Ancora due ore e avrei conosciuto la verità. In un senso o nell’altro. O io ho ragione e si determinerà una catastrofe oppure ho torto e sono un pazzo. In entrambi i casi, la prospettiva non è tanto piacevole. Eccomi qui, dunque, la schiena appoggiata al tronco di un pino, coperto di orticaria e in attesa della fine del mondo. Subito dietro all’incrocio, nel motel in rovina, le tre ragazze mi stanno aspettando. Qualcosa sta senz’altro per accadere. O forse il problema è che qualcosa ha smesso di accadere?

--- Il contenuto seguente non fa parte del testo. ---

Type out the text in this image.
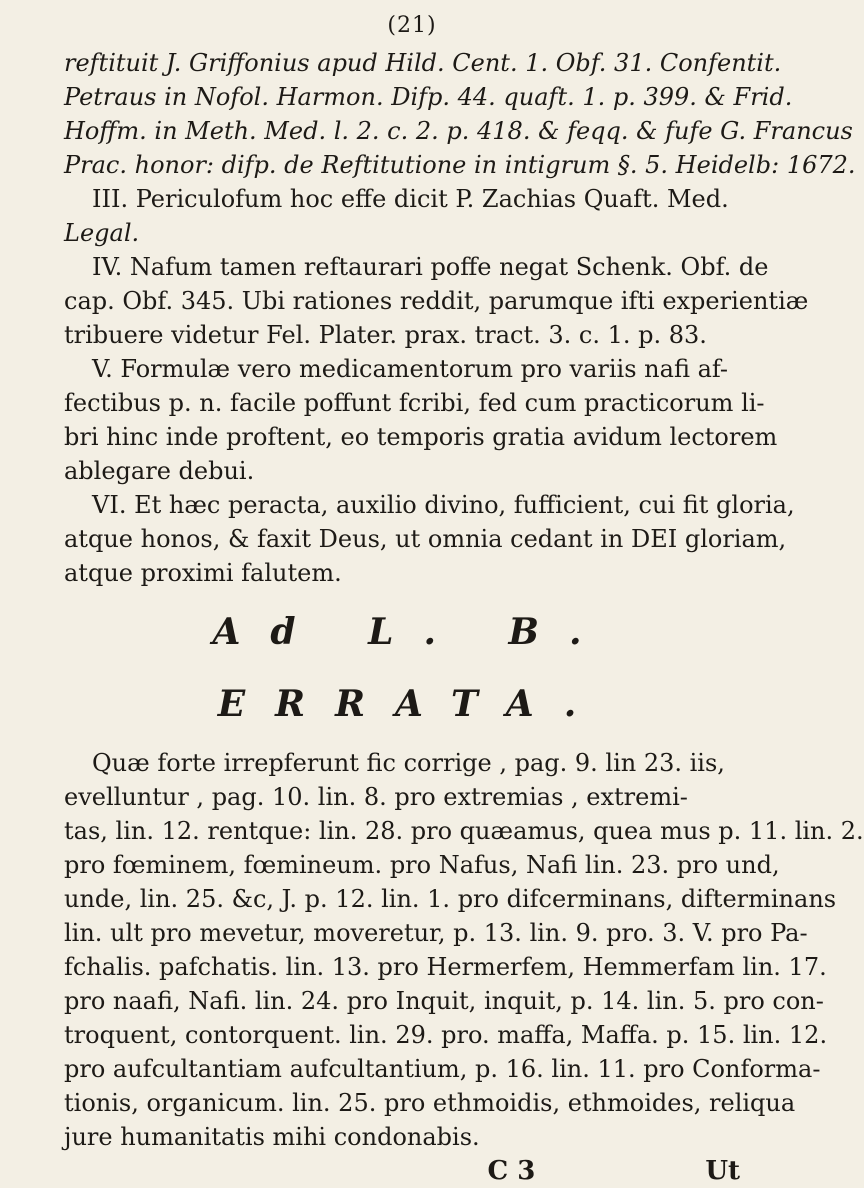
(21)

reftituit J. Griffonius apud Hild. Cent. 1. Obf. 31. Confentit.

Petraus in Nofol. Harmon. Difp. 44. quaft. 1. p. 399. & Frid.

Hoffm. in Meth. Med. l. 2. c. 2. p. 418. & feqq. & fufe G. Francus

Prac. honor: difp. de Reftitutione in intigrum §. 5. Heidelb: 1672.

III. Periculofum hoc effe dicit P. Zachias Quaft. Med.

Legal.

IV. Nafum tamen reftaurari poffe negat Schenk. Obf. de

cap. Obf. 345. Ubi rationes reddit, parumque ifti experientiæ

tribuere videtur Fel. Plater. prax. tract. 3. c. 1. p. 83.

V. Formulæ vero medicamentorum pro variis nafi af-

fectibus p. n. facile poffunt fcribi, fed cum practicorum li-

bri hinc inde proftent, eo temporis gratia avidum lectorem

ablegare debui.

VI. Et hæc peracta, auxilio divino, fufficient, cui fit gloria,

atque honos, & faxit Deus, ut omnia cedant in DEI gloriam,

atque proximi falutem.

Ad L. B.
ERRATA.

Quæ forte irrepferunt fic corrige , pag. 9. lin 23. iis,

evelluntur , pag. 10. lin. 8. pro extremias , extremi-

tas, lin. 12. rentque: lin. 28. pro quæamus, quea mus p. 11. lin. 2.

pro fœminem, fœmineum. pro Nafus, Nafi lin. 23. pro und,

unde, lin. 25. &c, J. p. 12. lin. 1. pro difcerminans, difterminans

lin. ult pro mevetur, moveretur, p. 13. lin. 9. pro. 3. V. pro Pa-

fchalis. pafchatis. lin. 13. pro Hermerfem, Hemmerfam lin. 17.

pro naafi, Nafi. lin. 24. pro Inquit, inquit, p. 14. lin. 5. pro con-

troquent, contorquent. lin. 29. pro. maffa, Maffa. p. 15. lin. 12.

pro aufcultantiam aufcultantium, p. 16. lin. 11. pro Conforma-

tionis, organicum. lin. 25. pro ethmoidis, ethmoides, reliqua

jure humanitatis mihi condonabis.

C 3	Ut
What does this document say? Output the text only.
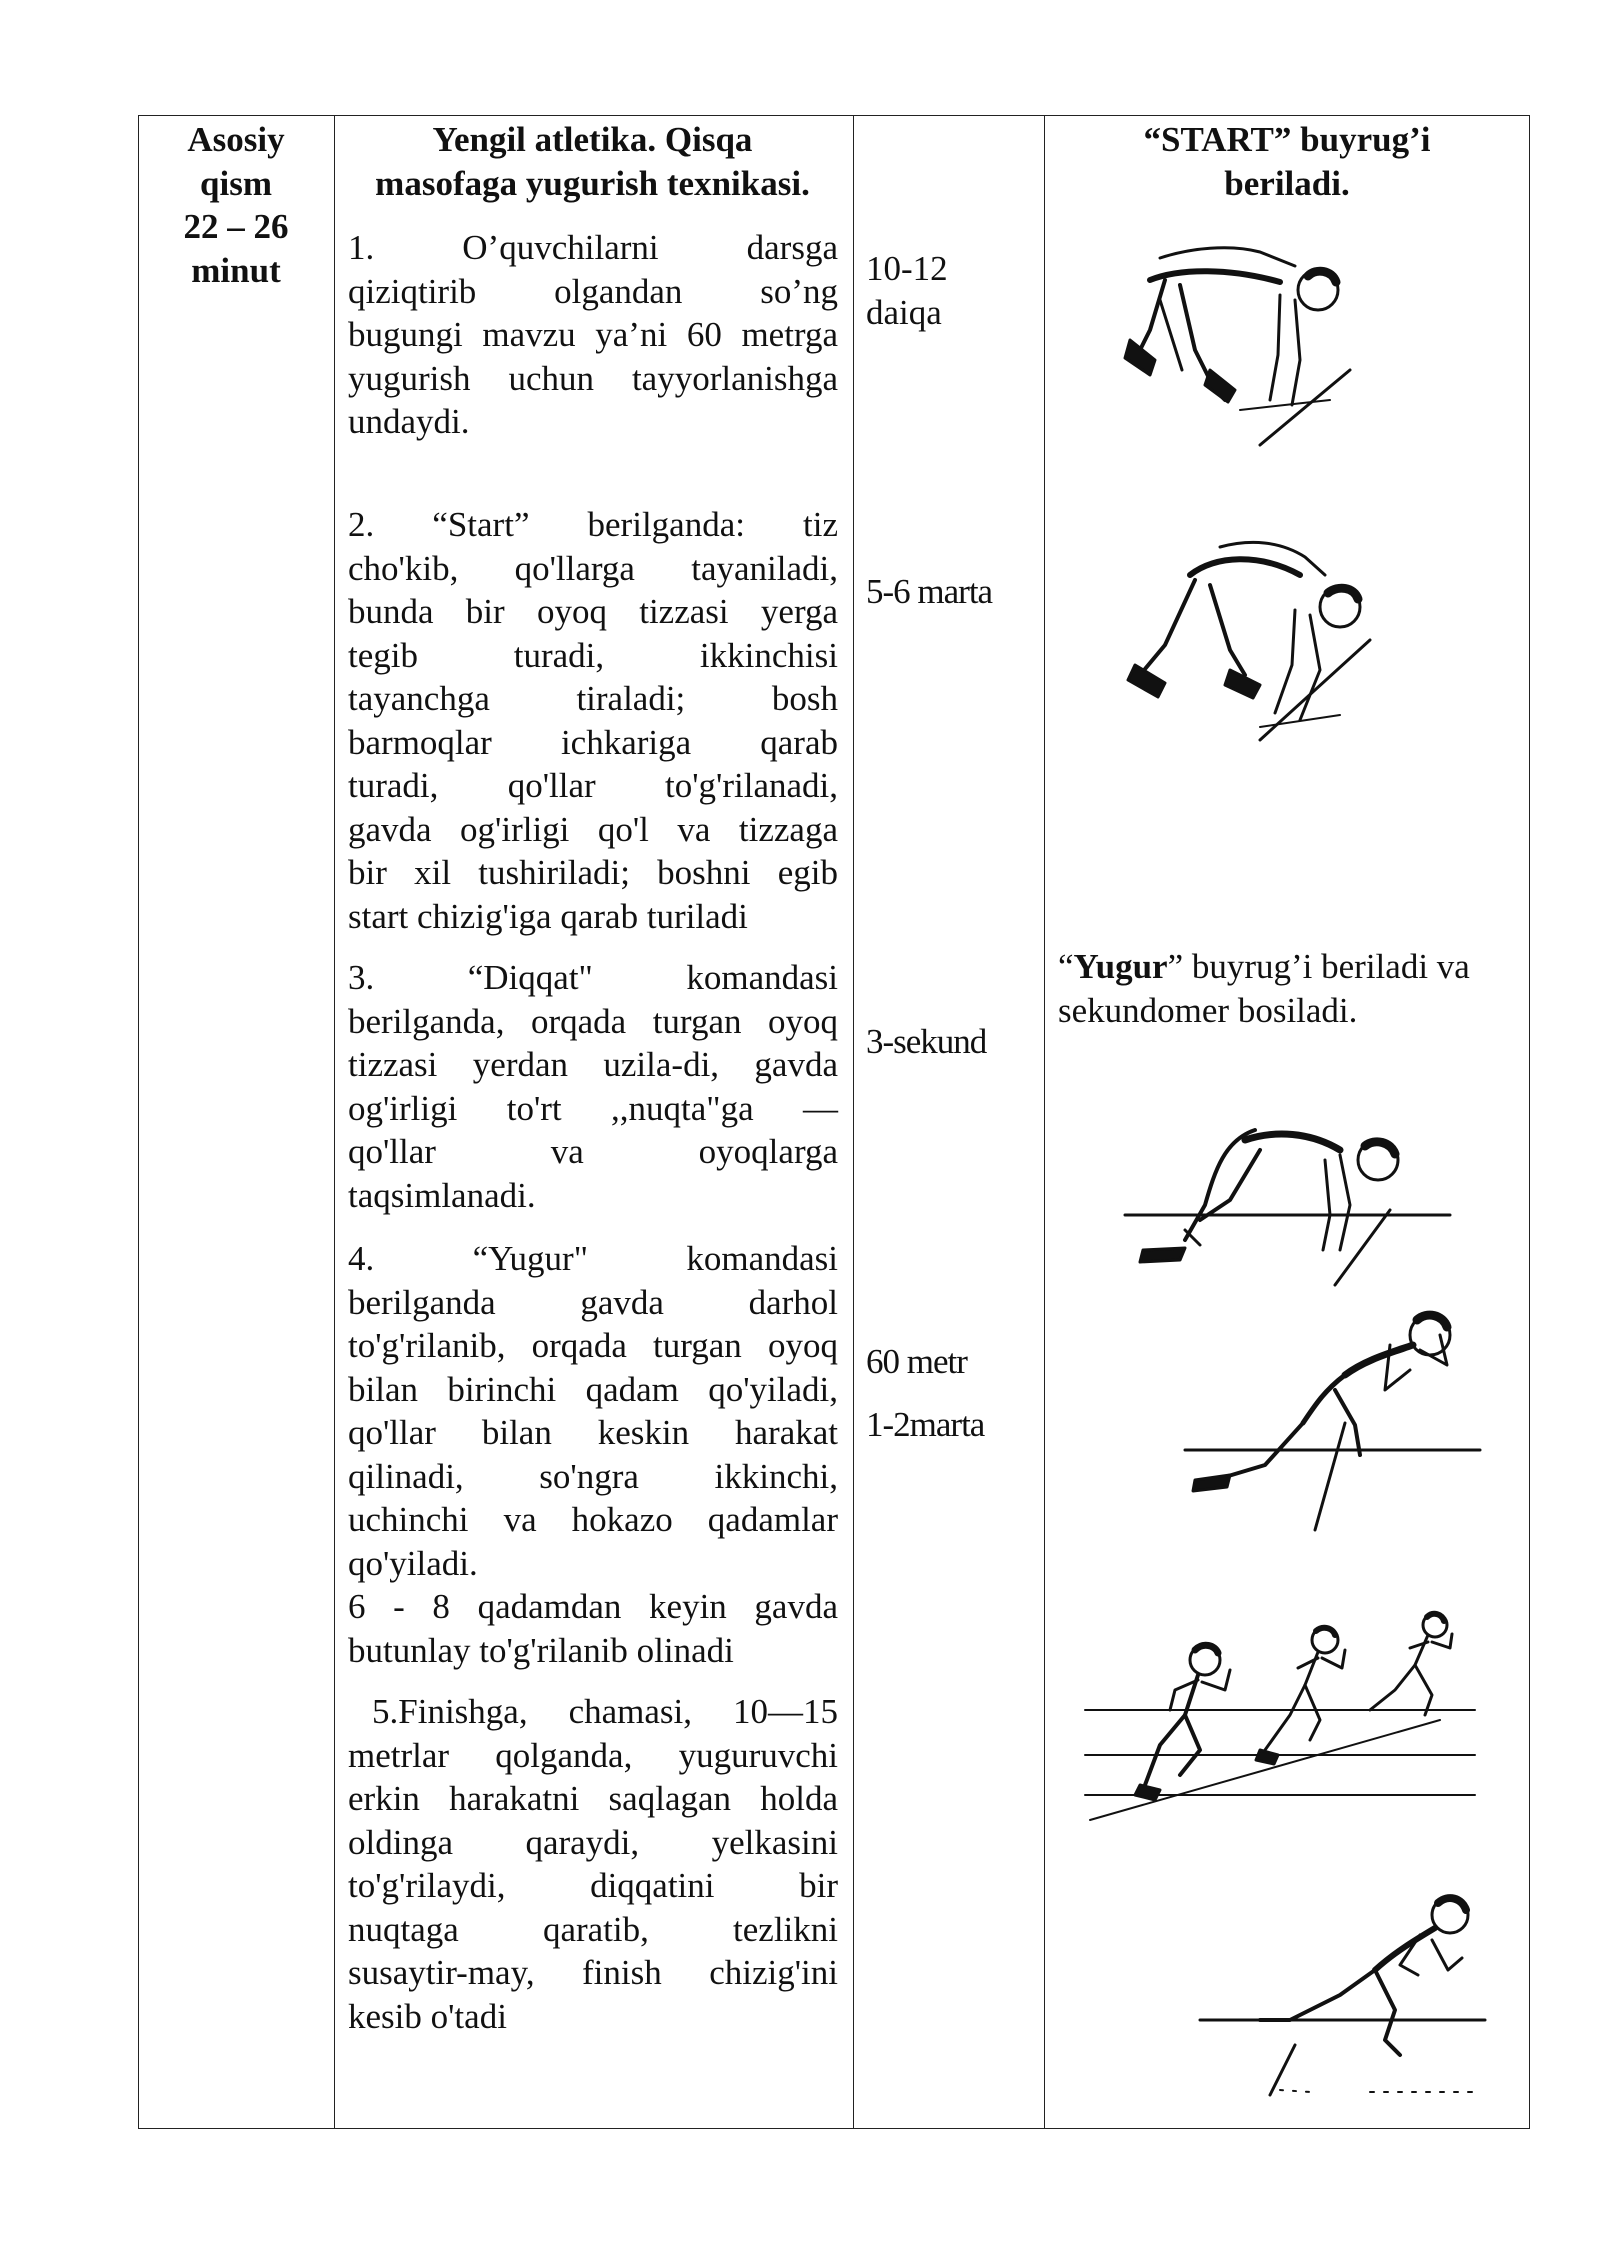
Asosiy
qism
22 – 26
minut
Yengil atletika. Qisqa
masofaga yugurish texnikasi.
1. O’quvchilarni darsga
qiziqtirib olgandan so’ng
bugungi mavzu ya’ni 60 metrga
yugurish uchun tayyorlanishga
undaydi.
2. “Start” berilganda: tiz
cho'kib, qo'llarga tayaniladi,
bunda bir oyoq tizzasi yerga
tegib turadi, ikkinchisi
tayanchga tiraladi; bosh
barmoqlar ichkariga qarab
turadi, qo'llar to'g'rilanadi,
gavda og'irligi qo'l va tizzaga
bir xil tushiriladi; boshni egib
start chizig'iga qarab turiladi
3. “Diqqat" komandasi
berilganda, orqada turgan oyoq
tizzasi yerdan uzila-di, gavda
og'irligi to'rt ,,nuqta"ga —
qo'llar va oyoqlarga
taqsimlanadi.
4. “Yugur" komandasi
berilganda gavda darhol
to'g'rilanib, orqada turgan oyoq
bilan birinchi qadam qo'yiladi,
qo'llar bilan keskin harakat
qilinadi, so'ngra ikkinchi,
uchinchi va hokazo qadamlar
qo'yiladi.
6 - 8 qadamdan keyin gavda
butunlay to'g'rilanib olinadi
5.Finishga, chamasi, 10—15
metrlar qolganda, yuguruvchi
erkin harakatni saqlagan holda
oldinga qaraydi, yelkasini
to'g'rilaydi, diqqatini bir
nuqtaga qaratib, tezlikni
susaytir-may, finish chizig'ini
kesib o'tadi
10-12
daiqa
5-6 marta
3-sekund
60 metr
1-2marta
“START” buyrug’i
beriladi.
“Yugur” buyrug’i beriladi va
sekundomer bosiladi.
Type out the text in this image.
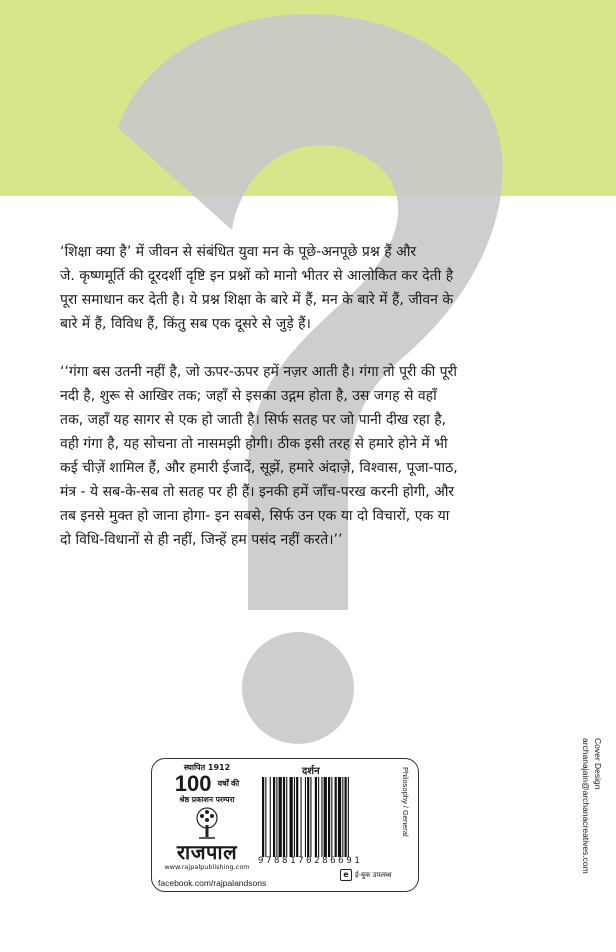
‘शिक्षा क्या है’ में जीवन से संबंधित युवा मन के पूछे-अनपूछे प्रश्न हैं और
जे. कृष्णमूर्ति की दूरदर्शी दृष्टि इन प्रश्नों को मानो भीतर से आलोकित कर देती है
पूरा समाधान कर देती है। ये प्रश्न शिक्षा के बारे में हैं, मन के बारे में हैं, जीवन के
बारे में हैं, विविध हैं, किंतु सब एक दूसरे से जुड़े हैं।

‘‘गंगा बस उतनी नहीं है, जो ऊपर-ऊपर हमें नज़र आती है। गंगा तो पूरी की पूरी
नदी है, शुरू से आखिर तक; जहाँ से इसका उद्गम होता है, उस जगह से वहाँ
तक, जहाँ यह सागर से एक हो जाती है। सिर्फ सतह पर जो पानी दीख रहा है,
वही गंगा है, यह सोचना तो नासमझी होगी। ठीक इसी तरह से हमारे होने में भी
कई चीज़ें शामिल हैं, और हमारी ईजादें, सूझें, हमारे अंदाज़े, विश्वास, पूजा-पाठ,
मंत्र - ये सब-के-सब तो सतह पर ही हैं। इनकी हमें जाँच-परख करनी होगी, और
तब इनसे मुक्त हो जाना होगा- इन सबसे, सिर्फ उन एक या दो विचारों, एक या
दो विधि-विधानों से ही नहीं, जिन्हें हम पसंद नहीं करते।’’

स्थापित 1912
100 $^{वर्षों की}$
श्रेष्ठ प्रकाशन परम्परा
राजपाल
www.rajpalpublishing.com
facebook.com/rajpalandsons
दर्शन
9788170286691
Philosophy / General
e ई-बुक उपलब्ध
Cover Design
archanajain@archanacreatives.com
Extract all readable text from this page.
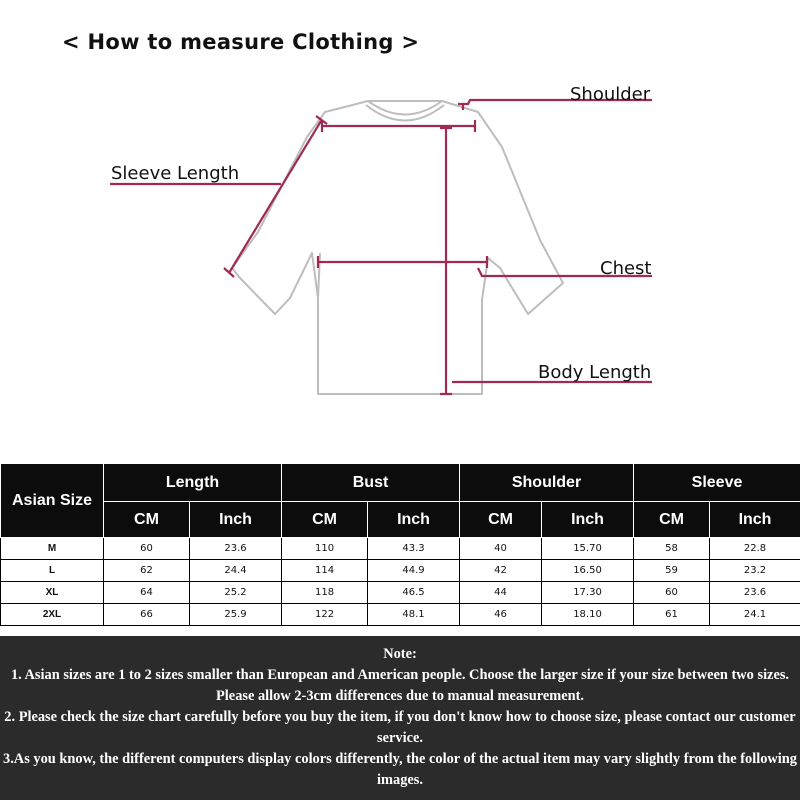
< How to measure Clothing >
Shoulder
Sleeve Length
Chest
Body Length
Asian Size	Length		Bust		Shoulder		Sleeve	
	CM	Inch	CM	Inch	CM	Inch	CM	Inch
M	60	23.6	110	43.3	40	15.70	58	22.8
L	62	24.4	114	44.9	42	16.50	59	23.2
XL	64	25.2	118	46.5	44	17.30	60	23.6
2XL	66	25.9	122	48.1	46	18.10	61	24.1
Note:

1. Asian sizes are 1 to 2 sizes smaller than European and American people. Choose the larger size if your size between two sizes. Please allow 2-3cm differences due to manual measurement.

2. Please check the size chart carefully before you buy the item, if you don't know how to choose size, please contact our customer service.

3.As you know, the different computers display colors differently, the color of the actual item may vary slightly from the following images.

Forse Dio ha finalmente privato della sua benedizione gli Stati Uniti e quello che sentiamo adesso è solo lo sferragliare dell’antiquato macchinario storico, l’improvviso balzo in avanti dei vagoncini delle montagne russe mentre la catena fa presa e ci riporta nel mezzo della Storia, con le sue normali catastrofi, in alto, verso il confine, distanti da quel privilegiato binario di raccordo dove persino i non credenti ammettevano che, se non era Dio a benedire gli Stati Uniti, allora ci toccava per lo meno una fortuna incredibile”.

 

Gli Usa di Amore tra le rovine sono un cosmo frammentato, intessuto di gruppi isolati e in lotta fra loro, neri contro bianchi, radicali contro progressisti, progressisti contro repubblicani, giovani contro vecchi, città dell’est contro città del Pacifico, tutti saldamente ancorati alle proprie convinzioni, lontani gli uni dagli altri, separati da automobili e autostrade che non funzionano più, con guerre decennali e un’economia al collasso, tutto sospeso fra quella che Susan Sontag avrebbe definito più tardi in un famoso saggio “alternanza di noia e terrore”. Vi ricorda niente? Forse Walker Percy ha capito prima di tutti che il vero “inferno dei viventi” è il panorama sfrangiato che l’accelerazione della rivoluzione digitale ha imposto al ventre sensibile della nostra vita comune (non a caso nel romanzo soffrono tutti di dolori intestinali e sofferenze psichiche straordinarie): se volete trovare chi ha inventato la vita al tempo delle filter bubbles, bussate alla porta di questo romanzo eccessivo, potente, slabbrato, incendiario.

 

Il protagonista, un inventore chiamato Thomas More (!), promotore di un’innovazione tecnologica in grado di restituire sanità mentale al popolo americano, una sorta di stetoscopio dell’anima, combatte come può contro la disperazione, in un crescendo apocalittico che si consuma tutto nei giorni precedenti il 4 luglio, festa dell’Indipendenza. Il capitolo finale, intitolato Cinque anni dopo (forse da qui il super-lettore David Bowie ha preso ispirazione per la sua Five Years, canzone del 1972 incentrata sulla fine della terra cui sono rimasti soltanto le stagioni da contare sulle dita di una mano), si conclude con la cena della Vigilia di Natale, e l’invocazione di un lungo letargo invernale.

 

Forse il sonno, notoriamente “ristoratore”, è l’unica possibile apocatastasi (la teoria di Origene ripudiata dalla chiesa secondo cui dopo la fine del mondo tutti i peccati verranno perdonati, e avrà luogo una “restaurazione finale” – peraltro proprio in America nel Settecento ci furono diverse tenzoni teologiche nelle sette cristiane tra “universalisti e restoratoristi”) nel nostro mondo di spiriti fuori orario eternamente e internamente connessi. Sui canali di comunicazione del gigante dell’economia digitale Netflix è apparsa qualche tempo fa la frase “il nostro unico concorrente è il sonno”. Forse il vero amore, tra le rovine che vediamo crescere intorno a noi assumerà le sembianze di una splendida dormita.